Diplomatic ties broke down altogether between France and Rwanda for three years from 2006 when France sought the arrest of nine suspects, including the seven who have since been charged.
Repeated accusations
Relations recovered slowly in the years up to 2014 when French judges declared they had completed their investigation a first time.
But tensions resurfaced the same year when Kagame repeated accusations that French soldiers had been involved in the genocide and the relationship nosedived again in October last year when the investigating judges re-activated their probe.
They said they wanted to question dissident Faustin Kayumba Nyamwasa, who has accused Kagame of being behind the missile attack, but South Africa — where he has refugee status — has refused permission for them to question him via videolink, sources told AFP.
Everyone onboard Habyarimana’s plane was killed in the surface-to-air missile attack, including Burundi’s president Cyprien Ntaryamira, who was on his way back from peace talks in Tanzania.
France at the time of the genocide was a major backer of the Hutus, and a new report commissioned by the Rwandan government this month repeated accusations that Paris wilfully ignored signs of a looming genocide.
Kigali launched an inquiry last year into the role of 20 French officials in the butchery.
Kagame’s government has further accused France for years of dragging its heels on prosecuting genocide suspects who fled there.

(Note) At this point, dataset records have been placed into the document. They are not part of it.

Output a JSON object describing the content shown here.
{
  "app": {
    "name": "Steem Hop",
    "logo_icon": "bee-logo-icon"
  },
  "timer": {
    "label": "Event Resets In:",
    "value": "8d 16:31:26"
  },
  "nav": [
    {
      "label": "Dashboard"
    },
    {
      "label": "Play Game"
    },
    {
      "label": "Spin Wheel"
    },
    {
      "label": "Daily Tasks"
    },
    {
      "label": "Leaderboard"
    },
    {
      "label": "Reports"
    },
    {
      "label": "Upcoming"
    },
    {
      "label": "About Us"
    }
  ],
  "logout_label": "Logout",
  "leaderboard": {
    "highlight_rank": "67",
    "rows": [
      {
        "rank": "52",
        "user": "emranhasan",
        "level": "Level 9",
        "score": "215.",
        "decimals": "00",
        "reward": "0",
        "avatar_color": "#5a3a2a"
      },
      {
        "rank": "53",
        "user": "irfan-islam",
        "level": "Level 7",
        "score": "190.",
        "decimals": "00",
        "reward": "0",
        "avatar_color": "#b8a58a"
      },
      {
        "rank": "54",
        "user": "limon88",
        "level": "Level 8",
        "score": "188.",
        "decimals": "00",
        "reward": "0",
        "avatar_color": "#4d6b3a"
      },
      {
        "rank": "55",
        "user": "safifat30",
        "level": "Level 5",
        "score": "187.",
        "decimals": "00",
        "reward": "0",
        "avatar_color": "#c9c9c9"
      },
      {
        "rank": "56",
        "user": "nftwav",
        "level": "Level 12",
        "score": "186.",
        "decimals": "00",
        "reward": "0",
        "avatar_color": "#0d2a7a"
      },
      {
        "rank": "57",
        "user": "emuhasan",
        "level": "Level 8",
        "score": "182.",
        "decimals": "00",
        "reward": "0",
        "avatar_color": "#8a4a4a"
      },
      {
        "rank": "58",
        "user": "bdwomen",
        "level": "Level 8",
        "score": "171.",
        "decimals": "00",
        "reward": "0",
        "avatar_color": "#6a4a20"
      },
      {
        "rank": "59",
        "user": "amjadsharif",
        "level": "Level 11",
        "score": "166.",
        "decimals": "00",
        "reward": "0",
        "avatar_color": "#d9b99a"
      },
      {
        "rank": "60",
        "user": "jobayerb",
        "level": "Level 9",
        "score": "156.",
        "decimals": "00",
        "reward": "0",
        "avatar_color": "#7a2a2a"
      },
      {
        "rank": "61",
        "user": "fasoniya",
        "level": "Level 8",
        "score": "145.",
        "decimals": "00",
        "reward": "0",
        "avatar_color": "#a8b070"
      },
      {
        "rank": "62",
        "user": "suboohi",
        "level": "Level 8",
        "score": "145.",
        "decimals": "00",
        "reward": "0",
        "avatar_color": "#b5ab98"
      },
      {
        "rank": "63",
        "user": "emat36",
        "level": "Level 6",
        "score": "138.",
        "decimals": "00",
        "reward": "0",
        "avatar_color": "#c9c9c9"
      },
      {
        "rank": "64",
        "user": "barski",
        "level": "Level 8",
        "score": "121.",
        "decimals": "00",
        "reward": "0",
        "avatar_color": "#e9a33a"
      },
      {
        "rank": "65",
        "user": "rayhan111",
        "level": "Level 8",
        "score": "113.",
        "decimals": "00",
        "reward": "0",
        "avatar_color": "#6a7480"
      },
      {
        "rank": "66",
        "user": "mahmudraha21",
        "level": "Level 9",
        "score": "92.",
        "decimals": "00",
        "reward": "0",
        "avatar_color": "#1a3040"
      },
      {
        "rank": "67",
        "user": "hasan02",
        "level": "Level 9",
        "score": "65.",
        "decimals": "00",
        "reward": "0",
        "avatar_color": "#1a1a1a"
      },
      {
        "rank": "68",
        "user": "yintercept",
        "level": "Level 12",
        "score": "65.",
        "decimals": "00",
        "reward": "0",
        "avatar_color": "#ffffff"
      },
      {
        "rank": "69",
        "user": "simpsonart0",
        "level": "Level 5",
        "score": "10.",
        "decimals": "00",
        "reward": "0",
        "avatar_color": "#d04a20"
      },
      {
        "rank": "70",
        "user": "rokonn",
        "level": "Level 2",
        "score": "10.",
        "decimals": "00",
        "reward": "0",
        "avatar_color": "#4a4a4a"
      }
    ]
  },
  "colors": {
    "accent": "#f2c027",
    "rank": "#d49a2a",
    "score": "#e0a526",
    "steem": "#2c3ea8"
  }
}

A man accused of transporting militiamen to the scene of a massacre in western Kibuye is set to face court in the third such trial in France, though the hearings have been suspended pending an appeal.
Rare talks
Kagame held rare talks in New York in September with France’s President Emmanuel Macron, who has since pledged to turn a page on a history of French meddling in francophone Africa.
In 2015, his predecessor Francois Hollande announced the declassification of French archives for the period covering the genocide, in what was considered a strong gesture on the 21st anniversary of the start of the killing.
But France’s highest court ruled in September that researchers could be barred from accessing the sensitive files because of a law protecting presidential archives for 25 years after the death of the head of state.
The president at the time, Francois Mitterrand, died in 1996, meaning his archives will not be made public until 2021.